Les analystes de Morgan Stanley ont réduit de 10 % leur évaluation des actions de l'ASX, invoquant des incertitudes stratégiques.

Les utilisateurs de l'ASX, quant à eux, veulent être indemnisés pour le temps et l'argent perdus dans le cadre d'un projet dont ils affirment ne pas avoir pu se retirer.

"Les annonces publiques faites par l'ASX au cours de ce voyage se sont certainement révélées inexactes, voire trompeuses", a déclaré Daniel Spokes, directeur des services d'assistance aux clients de Morgans, une société de courtage de Brisbane. Les vendeurs qui ont investi dans la technologie devraient "avoir une sorte de droit à la compensation", a-t-il ajouté.

Le PDG d'un petit courtier qui utilise son propre logiciel de négociation, qui a parlé sous le couvert de l'anonymat pour ne pas nuire aux relations avec la bourse, a déclaré à Reuters qu'il avait employé quatre développeurs de logiciels à temps plein pendant trois ans, pour un coût de plus d'un million de dollars australiens, afin de répondre aux fréquentes exigences de mise à jour de l'ASX.

La RBA et l'ASIC ont déclaré qu'elles attendaient de l'ASX qu'elle prenne en charge les dépréciations liées à l'échec de l'entreprise. Le porte-parole de l'ASX a déclaré que la société était "tout à fait consciente de l'investissement que les clients et les autres parties prenantes ont déjà réalisé (et) nous en tiendrons compte lorsque nous examinerons les travaux qui peuvent être mis à profit dans une nouvelle solution".

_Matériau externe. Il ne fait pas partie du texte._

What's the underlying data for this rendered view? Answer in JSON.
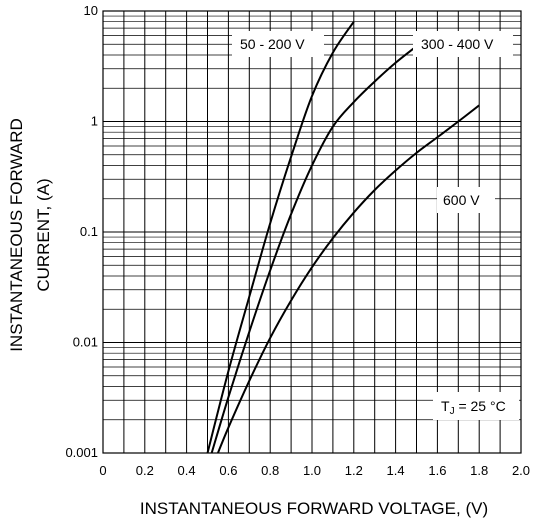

La bourse a "offert des rabais aux clients dans le passé", a ajouté le porte-parole, sans donner plus de détails.

Pour certaines entreprises, le coût est difficile à mesurer. FinClear Pty Ltd, l'un des plus grands fournisseurs de services de négociation pour compte de tiers, a reporté l'intégration de son système logiciel avec celui d'une société qu'il a achetée en 2021, en raison d'une date de basculement à l'ASX qui n'a pas été respectée.

"C'est ce que cela signifie pour notre processus de prise de décision concernant d'autres projets technologiques qui sont tous interconnectés", a déclaré le PDG de FinClear, David Ferrall.

"L'ASX a probablement, par inadvertance ou délibérément, induit le marché en erreur. J'aime à penser que c'est par inadvertance".

Chris Burrell, directeur général de Burrell Stockbroking, a déclaré que certains de ses employés avaient retardé leur départ à la retraite après avoir appris le calendrier de lancement du projet, "puis les dates sont arrivées et ont été repoussées".

Dans la foulée, l'ASX doit encore déterminer comment mettre à jour sa plateforme principale. Son porte-parole a déclaré à Reuters qu'il n'existait "aucune solution prête à l'emploi pour répondre aux besoins du marché australien".

M. Aziz a prédit que la bourse serait plus prudente lors de sa prochaine tentative.

"Ils vont probablement construire une nouvelle version de CHESS sur un langage de programmation normal, pas dans la blockchain", a-t-il dit. "C'est tout ce qu'ils peuvent faire.